YUDDHA Autonomous Defender 'KAVACH' Patches Critical Zero-Trust Violation in /api Endpoint
The YUDDHA platform's autonomous security system, KAVACH, has automatically generated and verified a critical patch for a zero-trust violation discovered in its `/api` endpoint. The vulnerability, classified as CRITICAL severity, directly targeted PII data. The patch was verified using the Mistral model and sandbox testing, confirming its origin from real source code within the repository. This incident highlights the active, automated defense mechanisms now operating within sensitive platforms, moving beyond passive monitoring to real-time, self-healing responses to internal security flaws.
The specific vulnerability was located in the `server.ts` file, which handles core API functions. The exposed endpoints included critical user authentication and data retrieval routes such as `/rest/user/login`, `/rest/user/change-password`, `/rest/user/whoami`, and `/rest/user/authentication-details`. The presence of these functions in a vulnerable state, flagged as a zero-trust violation, suggests a potential failure in the principle of least privilege or improper access control enforcement within the API layer, creating a direct conduit to sensitive user information.

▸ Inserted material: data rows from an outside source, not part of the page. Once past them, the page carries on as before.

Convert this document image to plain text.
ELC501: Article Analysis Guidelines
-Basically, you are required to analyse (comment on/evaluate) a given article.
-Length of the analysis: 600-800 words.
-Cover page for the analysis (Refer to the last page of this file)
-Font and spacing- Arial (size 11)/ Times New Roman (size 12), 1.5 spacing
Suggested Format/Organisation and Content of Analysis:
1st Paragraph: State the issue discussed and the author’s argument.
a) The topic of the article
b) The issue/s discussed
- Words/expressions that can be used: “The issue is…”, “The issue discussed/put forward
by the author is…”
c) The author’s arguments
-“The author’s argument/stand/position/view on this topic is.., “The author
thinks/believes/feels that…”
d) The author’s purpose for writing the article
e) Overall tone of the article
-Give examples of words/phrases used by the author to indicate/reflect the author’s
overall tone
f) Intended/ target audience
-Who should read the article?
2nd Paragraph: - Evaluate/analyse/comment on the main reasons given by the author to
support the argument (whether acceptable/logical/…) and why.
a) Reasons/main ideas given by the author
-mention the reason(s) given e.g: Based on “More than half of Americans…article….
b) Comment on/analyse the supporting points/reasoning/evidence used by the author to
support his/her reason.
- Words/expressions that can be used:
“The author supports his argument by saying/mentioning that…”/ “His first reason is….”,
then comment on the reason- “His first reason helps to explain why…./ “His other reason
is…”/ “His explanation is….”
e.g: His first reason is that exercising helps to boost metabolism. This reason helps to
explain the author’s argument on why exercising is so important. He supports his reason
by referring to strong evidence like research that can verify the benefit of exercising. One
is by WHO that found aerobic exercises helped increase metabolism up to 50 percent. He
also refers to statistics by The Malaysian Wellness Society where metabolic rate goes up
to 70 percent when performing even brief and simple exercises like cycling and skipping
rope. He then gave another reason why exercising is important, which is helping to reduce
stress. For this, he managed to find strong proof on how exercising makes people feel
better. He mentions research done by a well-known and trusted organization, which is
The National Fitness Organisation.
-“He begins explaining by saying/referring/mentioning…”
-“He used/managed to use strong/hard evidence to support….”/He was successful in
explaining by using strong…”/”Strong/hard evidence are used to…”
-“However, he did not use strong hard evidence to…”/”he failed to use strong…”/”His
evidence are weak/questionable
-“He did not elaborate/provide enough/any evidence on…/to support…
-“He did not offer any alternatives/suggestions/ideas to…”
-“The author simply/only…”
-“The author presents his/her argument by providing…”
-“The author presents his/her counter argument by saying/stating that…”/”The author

This event underscores the escalating arms race in cybersecurity, where autonomous AI defenders like KAVACH are deployed to identify and remediate threats at machine speed. The fact that the patch was auto-generated from the source code indicates a shift towards deeply integrated, self-correcting security architectures. For organizations handling sensitive data, it signals that the attack surface is continuously probed not just by external actors, but by internal autonomous systems scrutinizing their own code for compliance with strict security models like zero-trust, raising the baseline for operational security.